Conclusions du Panel,
par Giorgio Gosetti (délégué général des Giornate degli Autori)
Faire une synthèse en arrivant en retard est un exercice délicat, mais je crois qu’au-delà des contraintes de temps, nous devons nous poser une question centrale. Si l’on peut admettre que la politique et la réglementation suivent généralement les évolutions du marché, il est aujourd’hui impératif de disposer d’un cadre législatif capable de répondre à la réalité concrète de ce marché. Sur ce point, nous accusons un retard généralisé dans presque tous les pays.

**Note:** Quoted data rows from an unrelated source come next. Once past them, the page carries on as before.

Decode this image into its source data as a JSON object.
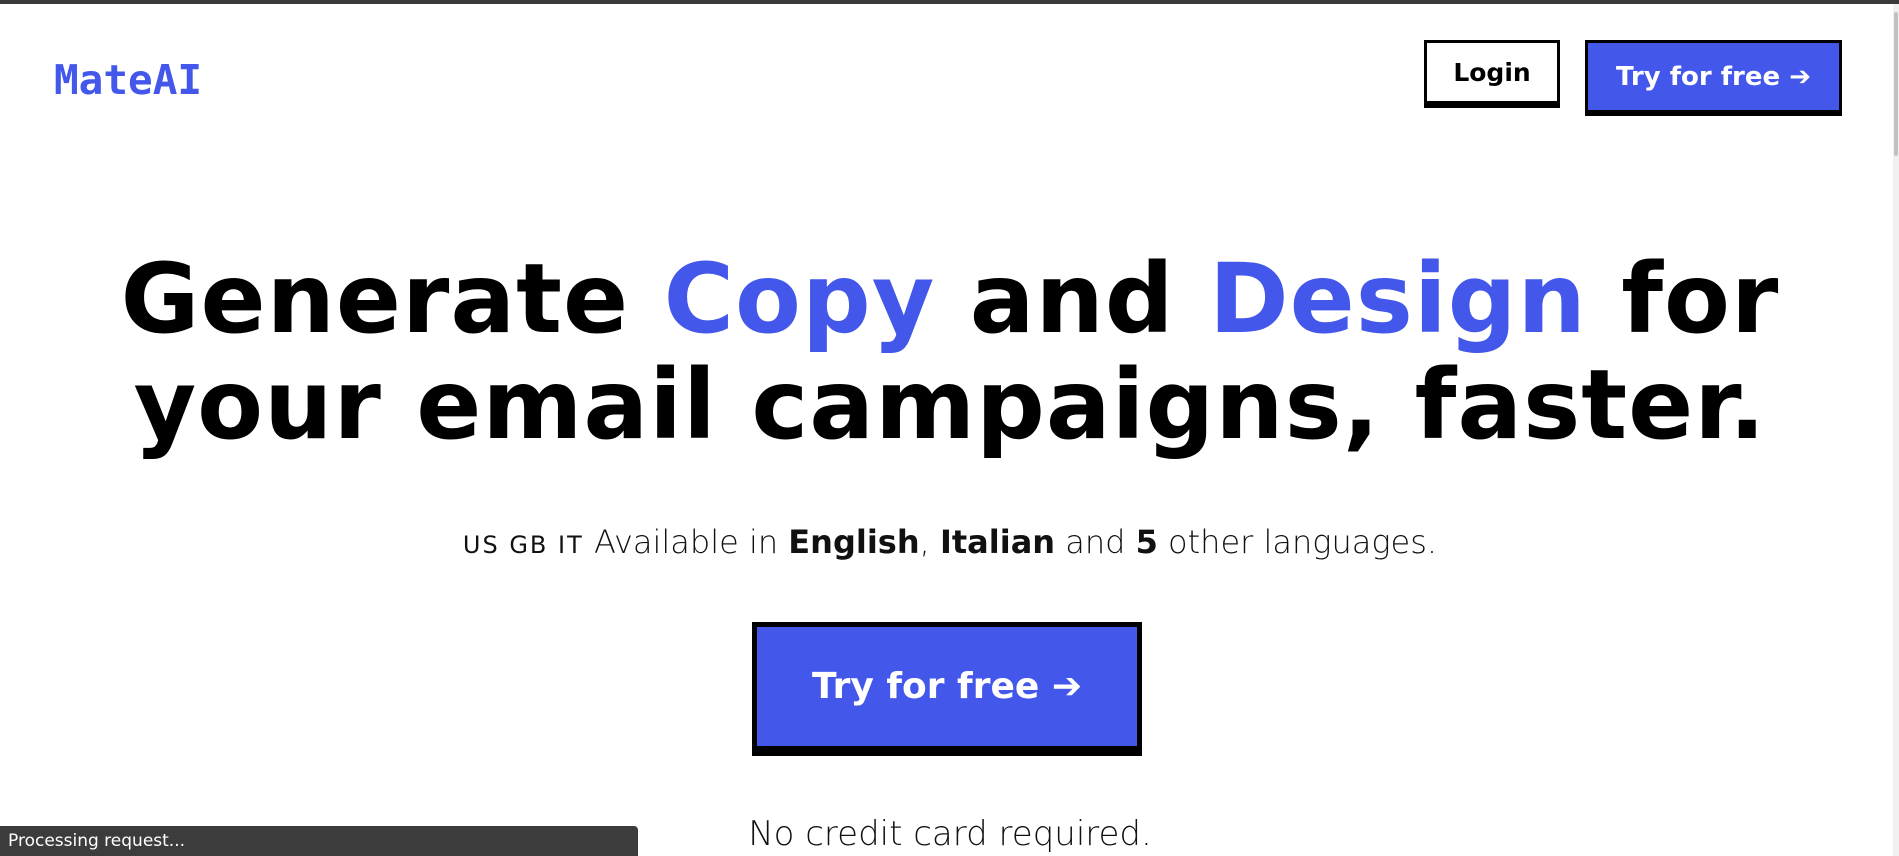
{
  "header": {
    "logo": "MateAI",
    "login_label": "Login",
    "try_label": "Try for free ➔"
  },
  "hero": {
    "headline": {
      "part1": "Generate ",
      "accent1": "Copy",
      "part2": " and ",
      "accent2": "Design",
      "part3": " for",
      "line2": "your email campaigns, faster."
    },
    "languages": {
      "flags": "US GB IT",
      "prefix": " Available in ",
      "lang1": "English",
      "sep1": ", ",
      "lang2": "Italian",
      "sep2": " and ",
      "count": "5",
      "suffix": " other languages."
    },
    "cta_label": "Try for free ➔",
    "note": "No credit card required."
  },
  "status_bar": {
    "text": "Processing request..."
  },
  "colors": {
    "accent": "#4357ea",
    "text": "#000000",
    "background": "#ffffff"
  }
}
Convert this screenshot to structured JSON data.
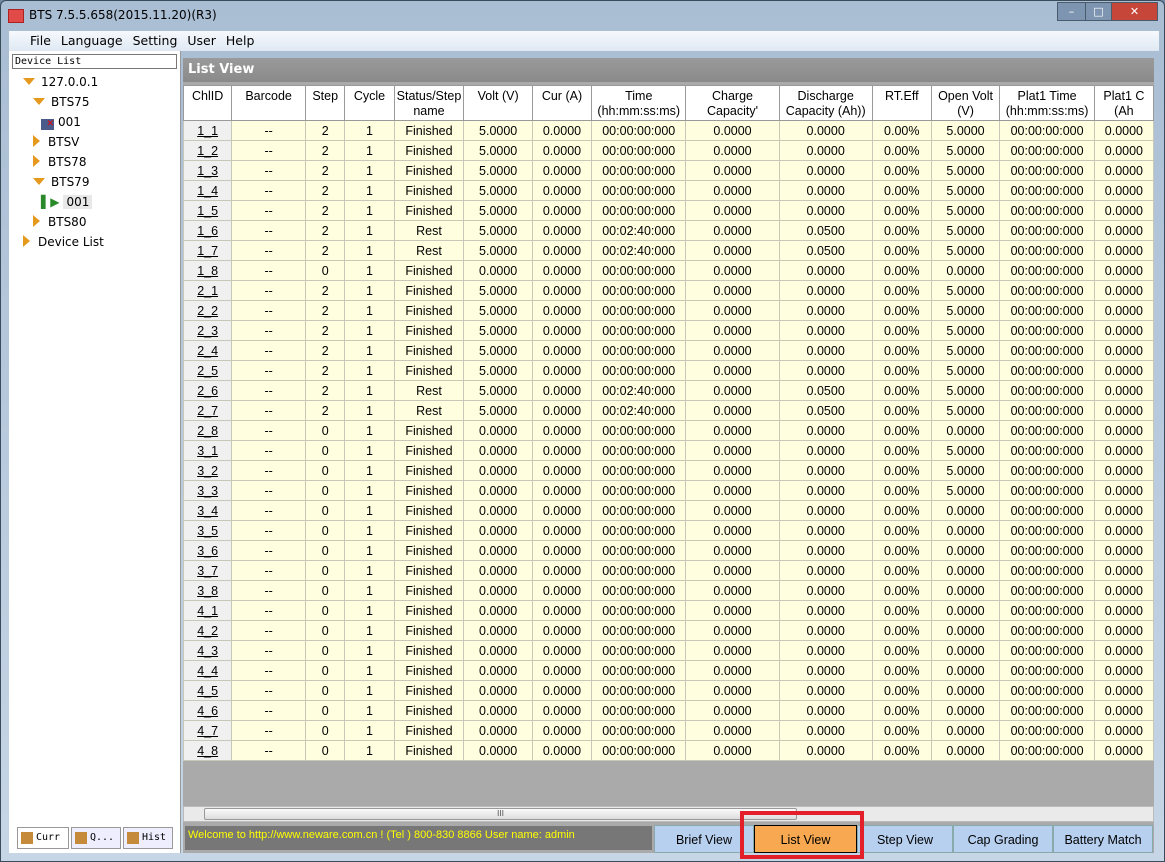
{
  "window": {
    "title": "BTS 7.5.5.658(2015.11.20)(R3)"
  },
  "menu": [
    "File",
    "Language",
    "Setting",
    "User",
    "Help"
  ],
  "sidebar": {
    "header": "Device List",
    "tree": [
      {
        "label": "127.0.0.1",
        "level": 0,
        "state": "expanded"
      },
      {
        "label": "BTS75",
        "level": 1,
        "state": "expanded"
      },
      {
        "label": "001",
        "level": 2,
        "state": "offline"
      },
      {
        "label": "BTSV",
        "level": 1,
        "state": "collapsed"
      },
      {
        "label": "BTS78",
        "level": 1,
        "state": "collapsed"
      },
      {
        "label": "BTS79",
        "level": 1,
        "state": "expanded"
      },
      {
        "label": "001",
        "level": 2,
        "state": "running-selected"
      },
      {
        "label": "BTS80",
        "level": 1,
        "state": "collapsed"
      },
      {
        "label": "Device List",
        "level": 0,
        "state": "collapsed"
      }
    ],
    "tabs": [
      "Curr",
      "Q...",
      "Hist"
    ]
  },
  "panel": {
    "title": "List View"
  },
  "table": {
    "columns": [
      "ChlID",
      "Barcode",
      "Step",
      "Cycle",
      "Status/Step name",
      "Volt (V)",
      "Cur (A)",
      "Time (hh:mm:ss:ms)",
      "Charge Capacity'",
      "Discharge Capacity (Ah))",
      "RT.Eff",
      "Open Volt (V)",
      "Plat1 Time (hh:mm:ss:ms)",
      "Plat1 C (Ah"
    ],
    "rows": [
      [
        "1_1",
        "--",
        "2",
        "1",
        "Finished",
        "5.0000",
        "0.0000",
        "00:00:00:000",
        "0.0000",
        "0.0000",
        "0.00%",
        "5.0000",
        "00:00:00:000",
        "0.0000"
      ],
      [
        "1_2",
        "--",
        "2",
        "1",
        "Finished",
        "5.0000",
        "0.0000",
        "00:00:00:000",
        "0.0000",
        "0.0000",
        "0.00%",
        "5.0000",
        "00:00:00:000",
        "0.0000"
      ],
      [
        "1_3",
        "--",
        "2",
        "1",
        "Finished",
        "5.0000",
        "0.0000",
        "00:00:00:000",
        "0.0000",
        "0.0000",
        "0.00%",
        "5.0000",
        "00:00:00:000",
        "0.0000"
      ],
      [
        "1_4",
        "--",
        "2",
        "1",
        "Finished",
        "5.0000",
        "0.0000",
        "00:00:00:000",
        "0.0000",
        "0.0000",
        "0.00%",
        "5.0000",
        "00:00:00:000",
        "0.0000"
      ],
      [
        "1_5",
        "--",
        "2",
        "1",
        "Finished",
        "5.0000",
        "0.0000",
        "00:00:00:000",
        "0.0000",
        "0.0000",
        "0.00%",
        "5.0000",
        "00:00:00:000",
        "0.0000"
      ],
      [
        "1_6",
        "--",
        "2",
        "1",
        "Rest",
        "5.0000",
        "0.0000",
        "00:02:40:000",
        "0.0000",
        "0.0500",
        "0.00%",
        "5.0000",
        "00:00:00:000",
        "0.0000"
      ],
      [
        "1_7",
        "--",
        "2",
        "1",
        "Rest",
        "5.0000",
        "0.0000",
        "00:02:40:000",
        "0.0000",
        "0.0500",
        "0.00%",
        "5.0000",
        "00:00:00:000",
        "0.0000"
      ],
      [
        "1_8",
        "--",
        "0",
        "1",
        "Finished",
        "0.0000",
        "0.0000",
        "00:00:00:000",
        "0.0000",
        "0.0000",
        "0.00%",
        "0.0000",
        "00:00:00:000",
        "0.0000"
      ],
      [
        "2_1",
        "--",
        "2",
        "1",
        "Finished",
        "5.0000",
        "0.0000",
        "00:00:00:000",
        "0.0000",
        "0.0000",
        "0.00%",
        "5.0000",
        "00:00:00:000",
        "0.0000"
      ],
      [
        "2_2",
        "--",
        "2",
        "1",
        "Finished",
        "5.0000",
        "0.0000",
        "00:00:00:000",
        "0.0000",
        "0.0000",
        "0.00%",
        "5.0000",
        "00:00:00:000",
        "0.0000"
      ],
      [
        "2_3",
        "--",
        "2",
        "1",
        "Finished",
        "5.0000",
        "0.0000",
        "00:00:00:000",
        "0.0000",
        "0.0000",
        "0.00%",
        "5.0000",
        "00:00:00:000",
        "0.0000"
      ],
      [
        "2_4",
        "--",
        "2",
        "1",
        "Finished",
        "5.0000",
        "0.0000",
        "00:00:00:000",
        "0.0000",
        "0.0000",
        "0.00%",
        "5.0000",
        "00:00:00:000",
        "0.0000"
      ],
      [
        "2_5",
        "--",
        "2",
        "1",
        "Finished",
        "5.0000",
        "0.0000",
        "00:00:00:000",
        "0.0000",
        "0.0000",
        "0.00%",
        "5.0000",
        "00:00:00:000",
        "0.0000"
      ],
      [
        "2_6",
        "--",
        "2",
        "1",
        "Rest",
        "5.0000",
        "0.0000",
        "00:02:40:000",
        "0.0000",
        "0.0500",
        "0.00%",
        "5.0000",
        "00:00:00:000",
        "0.0000"
      ],
      [
        "2_7",
        "--",
        "2",
        "1",
        "Rest",
        "5.0000",
        "0.0000",
        "00:02:40:000",
        "0.0000",
        "0.0500",
        "0.00%",
        "5.0000",
        "00:00:00:000",
        "0.0000"
      ],
      [
        "2_8",
        "--",
        "0",
        "1",
        "Finished",
        "0.0000",
        "0.0000",
        "00:00:00:000",
        "0.0000",
        "0.0000",
        "0.00%",
        "0.0000",
        "00:00:00:000",
        "0.0000"
      ],
      [
        "3_1",
        "--",
        "0",
        "1",
        "Finished",
        "0.0000",
        "0.0000",
        "00:00:00:000",
        "0.0000",
        "0.0000",
        "0.00%",
        "5.0000",
        "00:00:00:000",
        "0.0000"
      ],
      [
        "3_2",
        "--",
        "0",
        "1",
        "Finished",
        "0.0000",
        "0.0000",
        "00:00:00:000",
        "0.0000",
        "0.0000",
        "0.00%",
        "5.0000",
        "00:00:00:000",
        "0.0000"
      ],
      [
        "3_3",
        "--",
        "0",
        "1",
        "Finished",
        "0.0000",
        "0.0000",
        "00:00:00:000",
        "0.0000",
        "0.0000",
        "0.00%",
        "5.0000",
        "00:00:00:000",
        "0.0000"
      ],
      [
        "3_4",
        "--",
        "0",
        "1",
        "Finished",
        "0.0000",
        "0.0000",
        "00:00:00:000",
        "0.0000",
        "0.0000",
        "0.00%",
        "0.0000",
        "00:00:00:000",
        "0.0000"
      ],
      [
        "3_5",
        "--",
        "0",
        "1",
        "Finished",
        "0.0000",
        "0.0000",
        "00:00:00:000",
        "0.0000",
        "0.0000",
        "0.00%",
        "0.0000",
        "00:00:00:000",
        "0.0000"
      ],
      [
        "3_6",
        "--",
        "0",
        "1",
        "Finished",
        "0.0000",
        "0.0000",
        "00:00:00:000",
        "0.0000",
        "0.0000",
        "0.00%",
        "0.0000",
        "00:00:00:000",
        "0.0000"
      ],
      [
        "3_7",
        "--",
        "0",
        "1",
        "Finished",
        "0.0000",
        "0.0000",
        "00:00:00:000",
        "0.0000",
        "0.0000",
        "0.00%",
        "0.0000",
        "00:00:00:000",
        "0.0000"
      ],
      [
        "3_8",
        "--",
        "0",
        "1",
        "Finished",
        "0.0000",
        "0.0000",
        "00:00:00:000",
        "0.0000",
        "0.0000",
        "0.00%",
        "0.0000",
        "00:00:00:000",
        "0.0000"
      ],
      [
        "4_1",
        "--",
        "0",
        "1",
        "Finished",
        "0.0000",
        "0.0000",
        "00:00:00:000",
        "0.0000",
        "0.0000",
        "0.00%",
        "0.0000",
        "00:00:00:000",
        "0.0000"
      ],
      [
        "4_2",
        "--",
        "0",
        "1",
        "Finished",
        "0.0000",
        "0.0000",
        "00:00:00:000",
        "0.0000",
        "0.0000",
        "0.00%",
        "0.0000",
        "00:00:00:000",
        "0.0000"
      ],
      [
        "4_3",
        "--",
        "0",
        "1",
        "Finished",
        "0.0000",
        "0.0000",
        "00:00:00:000",
        "0.0000",
        "0.0000",
        "0.00%",
        "0.0000",
        "00:00:00:000",
        "0.0000"
      ],
      [
        "4_4",
        "--",
        "0",
        "1",
        "Finished",
        "0.0000",
        "0.0000",
        "00:00:00:000",
        "0.0000",
        "0.0000",
        "0.00%",
        "0.0000",
        "00:00:00:000",
        "0.0000"
      ],
      [
        "4_5",
        "--",
        "0",
        "1",
        "Finished",
        "0.0000",
        "0.0000",
        "00:00:00:000",
        "0.0000",
        "0.0000",
        "0.00%",
        "0.0000",
        "00:00:00:000",
        "0.0000"
      ],
      [
        "4_6",
        "--",
        "0",
        "1",
        "Finished",
        "0.0000",
        "0.0000",
        "00:00:00:000",
        "0.0000",
        "0.0000",
        "0.00%",
        "0.0000",
        "00:00:00:000",
        "0.0000"
      ],
      [
        "4_7",
        "--",
        "0",
        "1",
        "Finished",
        "0.0000",
        "0.0000",
        "00:00:00:000",
        "0.0000",
        "0.0000",
        "0.00%",
        "0.0000",
        "00:00:00:000",
        "0.0000"
      ],
      [
        "4_8",
        "--",
        "0",
        "1",
        "Finished",
        "0.0000",
        "0.0000",
        "00:00:00:000",
        "0.0000",
        "0.0000",
        "0.00%",
        "0.0000",
        "00:00:00:000",
        "0.0000"
      ]
    ]
  },
  "statusbar": {
    "text": "Welcome to http://www.neware.com.cn !    (Tel ) 800-830 8866  User name: admin"
  },
  "views": {
    "items": [
      "Brief View",
      "List View",
      "Step View",
      "Cap Grading",
      "Battery Match"
    ],
    "active": "List View",
    "active_color": "#f8a850",
    "highlight_color": "#e3202a"
  }
}
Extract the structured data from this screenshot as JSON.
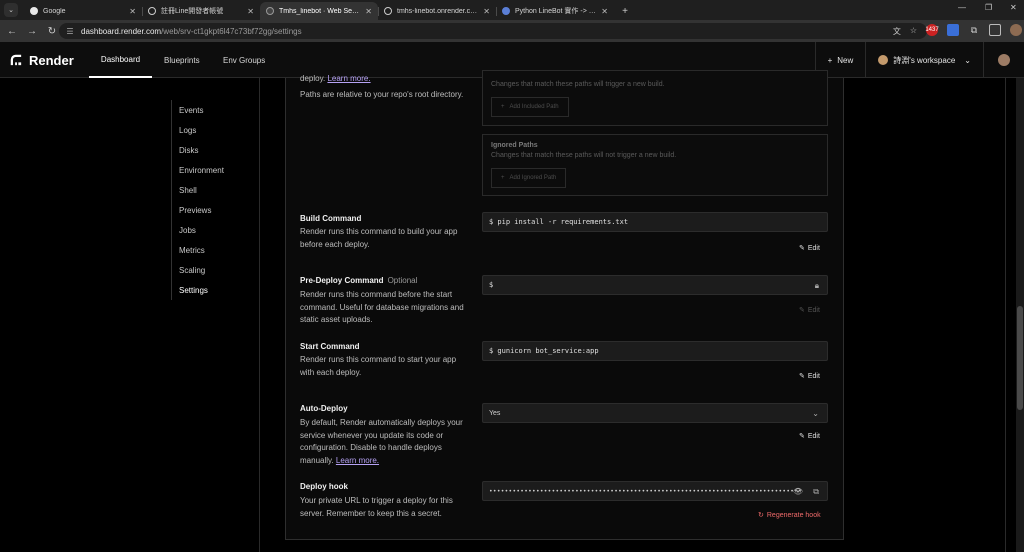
{
  "browser": {
    "tabs": [
      {
        "title": "Google",
        "icon": "google-icon"
      },
      {
        "title": "註冊Line開發者帳號",
        "icon": "page-icon"
      },
      {
        "title": "Tmhs_linebot · Web Service",
        "icon": "render-icon",
        "active": true
      },
      {
        "title": "tmhs-linebot.onrender.com",
        "icon": "globe-icon"
      },
      {
        "title": "Python LineBot 實作 -> 註冊H",
        "icon": "page-icon"
      }
    ],
    "url_host": "dashboard.render.com",
    "url_path": "/web/srv-ct1gkpt6l47c73bf72gg/settings",
    "badge": "1437"
  },
  "nav": {
    "logo": "Render",
    "tabs": [
      "Dashboard",
      "Blueprints",
      "Env Groups"
    ],
    "new_label": "New",
    "workspace": "詩淵's workspace"
  },
  "sidebar": {
    "items": [
      "Events",
      "Logs",
      "Disks",
      "Environment",
      "Shell",
      "Previews",
      "Jobs",
      "Metrics",
      "Scaling",
      "Settings"
    ],
    "active": "Settings"
  },
  "build_filters": {
    "intro_top": "deploy.",
    "learn_more": "Learn more.",
    "paths_note": "Paths are relative to your repo's root directory.",
    "included_hint": "Changes that match these paths will trigger a new build.",
    "add_included": "Add Included Path",
    "ignored_title": "Ignored Paths",
    "ignored_hint": "Changes that match these paths will not trigger a new build.",
    "add_ignored": "Add Ignored Path"
  },
  "build_command": {
    "title": "Build Command",
    "desc": "Render runs this command to build your app before each deploy.",
    "value": "$ pip install -r requirements.txt",
    "edit": "Edit"
  },
  "predeploy_command": {
    "title": "Pre-Deploy Command",
    "optional": "Optional",
    "desc": "Render runs this command before the start command. Useful for database migrations and static asset uploads.",
    "value": "$",
    "edit": "Edit"
  },
  "start_command": {
    "title": "Start Command",
    "desc": "Render runs this command to start your app with each deploy.",
    "value": "$ gunicorn bot_service:app",
    "edit": "Edit"
  },
  "auto_deploy": {
    "title": "Auto-Deploy",
    "desc": "By default, Render automatically deploys your service whenever you update its code or configuration. Disable to handle deploys manually.",
    "learn_more": "Learn more.",
    "value": "Yes",
    "edit": "Edit"
  },
  "deploy_hook": {
    "title": "Deploy hook",
    "desc": "Your private URL to trigger a deploy for this server. Remember to keep this a secret.",
    "value": "••••••••••••••••••••••••••••••••••••••••••••••••••••••••••••••••••••••••••••••••",
    "regenerate": "Regenerate hook"
  }
}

En revanche, nous assistons à une affirmation de plus en plus forte des acteurs européens. Les groupes privés qui se sont formés sont désormais capables de négocier des résultats probants à l’échelle internationale, en se mesurant à d’autres cultures et d’autres nations.
Puisque nous sommes à Eurovisioni, je souhaiterais relancer un sujet fondamental pour l’avenir : celui des contenus culturels et du rythme du langage. Au-delà de la diversité linguistique de l’Europe, sommes-nous capables de proposer un rythme d’expression qui soit à la mesure de nos cultures ? Je pense à des œuvres comme Le Comte de Monte-Cristo, qui parviennent à s’adresser à des traditions et des pays différents en étant à la fois parfaitement compréhensibles et profondément originales.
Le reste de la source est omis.